Maryland grain farmers, especially those growing corn, appear headed for a bin-busting harvest this fall - if the weather cooperates.
In its first estimate of the scope of this year's harvest, the U.S. Department of Agriculture estimated last week that Maryland farmers planted 540,000 acres of corn, a 10 percent increase over last year and the largest corn crop in 15 years.
Much of the additional corn was planted on land that sprouted soybeans last year, resulting in soybean plantings checking in at the lowest level since 1987. Acreage is estimated at 430,000 this year, down 40,000 acres from last year.
The sharp rise in corn planting is driven by the demand for the crop in the production of ethanol, which has boosted prices, said Julia Klapproth, a statistician with the USDA's Maryland crop reporting office in Annapolis.
Maryland farmers are not alone in their rush to cash in on the nation's move to decrease its dependence on imported oil by using corn to make ethanol, a gasoline extender. Across the country, corn planting is up 19 percent from last year, as farmers have seeded 92.9 million acres. This makes it the largest corn planting since World War II.

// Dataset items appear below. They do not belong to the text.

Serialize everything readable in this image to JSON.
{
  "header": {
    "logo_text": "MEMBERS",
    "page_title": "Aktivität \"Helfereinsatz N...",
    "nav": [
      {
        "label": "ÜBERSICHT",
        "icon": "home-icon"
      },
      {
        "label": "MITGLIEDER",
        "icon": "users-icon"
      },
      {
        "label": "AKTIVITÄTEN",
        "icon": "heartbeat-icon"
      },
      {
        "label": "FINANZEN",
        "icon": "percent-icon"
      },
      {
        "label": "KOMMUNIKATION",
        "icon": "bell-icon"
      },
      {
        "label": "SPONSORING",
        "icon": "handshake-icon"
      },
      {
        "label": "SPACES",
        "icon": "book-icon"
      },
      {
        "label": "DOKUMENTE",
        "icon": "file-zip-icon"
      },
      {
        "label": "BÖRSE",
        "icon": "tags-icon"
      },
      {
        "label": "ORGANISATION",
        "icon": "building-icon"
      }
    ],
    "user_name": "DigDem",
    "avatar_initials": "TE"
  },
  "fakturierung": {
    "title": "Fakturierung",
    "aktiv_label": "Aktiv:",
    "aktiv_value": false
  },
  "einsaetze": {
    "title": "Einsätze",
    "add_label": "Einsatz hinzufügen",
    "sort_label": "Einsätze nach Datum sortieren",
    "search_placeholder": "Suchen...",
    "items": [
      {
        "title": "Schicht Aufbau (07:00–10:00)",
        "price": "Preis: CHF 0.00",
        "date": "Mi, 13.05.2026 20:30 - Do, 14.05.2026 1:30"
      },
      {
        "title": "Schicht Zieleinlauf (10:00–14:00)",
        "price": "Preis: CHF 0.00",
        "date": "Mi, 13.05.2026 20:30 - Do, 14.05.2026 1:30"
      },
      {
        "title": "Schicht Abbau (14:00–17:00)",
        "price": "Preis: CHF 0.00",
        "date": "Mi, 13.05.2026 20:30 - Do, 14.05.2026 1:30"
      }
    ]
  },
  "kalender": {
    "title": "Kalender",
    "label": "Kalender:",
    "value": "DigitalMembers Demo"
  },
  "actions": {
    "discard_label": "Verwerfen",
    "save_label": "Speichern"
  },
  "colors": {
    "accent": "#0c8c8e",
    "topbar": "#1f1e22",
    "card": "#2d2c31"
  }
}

As in Maryland, farmers across the country cut back on soybeans, according to the government's estimate. Acreage is estimated at 64.1 million, down 15 percent from last year's record high and the smallest soybean planting since 1995.
As would be expected, corn prices dropped slightly in the past week and soybean prices jumped. But the cash price that Maryland farmers are seeing when they take their corn to the elevator still is considerably higher than a year ago, Klapproth said.
The cash price of corn was $3.68 a bushel or more in early June, up from $2.45 or more during a similar time frame last year.
With some luck, the farmers who planted soybeans this year could be the big winners come harvest time. The cash price for soybeans has risen more than 50 percent since June to the $8 level.
Melvin Baile Jr., who farms about 800 acres near New Windsor in Carroll County, appears poised to have a strong year.
"We planted wall-to-wall corn this year," he said. "That's about 500 acres. So far, we are looking pretty good."
Baile, who contracts to sell his grain on the futures market, said he is slated to get $4 a bushel for corn this year. This is up from about $2.50 last year.
The bulk of the corn and soybeans grown in Maryland is purchased by poultry companies and made into chicken feed.
"Poultry is our No. 1 customer," said Lynne Hoot, executive director of the Maryland Grain Producers Association. "We are not apologizing that they have to pay more for their grain. Livestock has thrived the past five years on low grain prices."
"Now it's our turn," she added. "Every segment of agriculture needs to make money, we are dependent on each other."
But a crop in the field in early July does not guarantee money in the bank in October, state Agriculture Secretary Roger L. Richardson said. The main reason? Weather.
"Farmers across the state are nervous about the weather," he said, despite the spotty rains of the past few days. "If we don't get some good rain shortly, any increase in [corn] planting will be negated by the lack of a crop come harvest time."
On many fields, soybean plants are only 4 to 6 inches high when they should be about knee high.
Maryland has plenty of company enduring a dry summer, including much of the Midwest. The state's poultry producers would take a hit if they have to go farther west than Ohio and Indiana to get supply of corn.
"The farther they have to go the higher the transportation costs and the higher their cost of production," Richardson said.
Baile reported that although his corn is surviving on only half the amount of moisture it normally receives, the crop is hanging in.
"It seems like we are in happy valley," he said. "We are doing better than some of our neighbors. Other farms in the region have gotten much less rain. Their crops are really hurting."
On the bright side, Richardson said the contract price for soybeans reached $9.30 a bushel last week.
"This is almost unheard of," he said. "The last I remember this was back in the Nixon administration.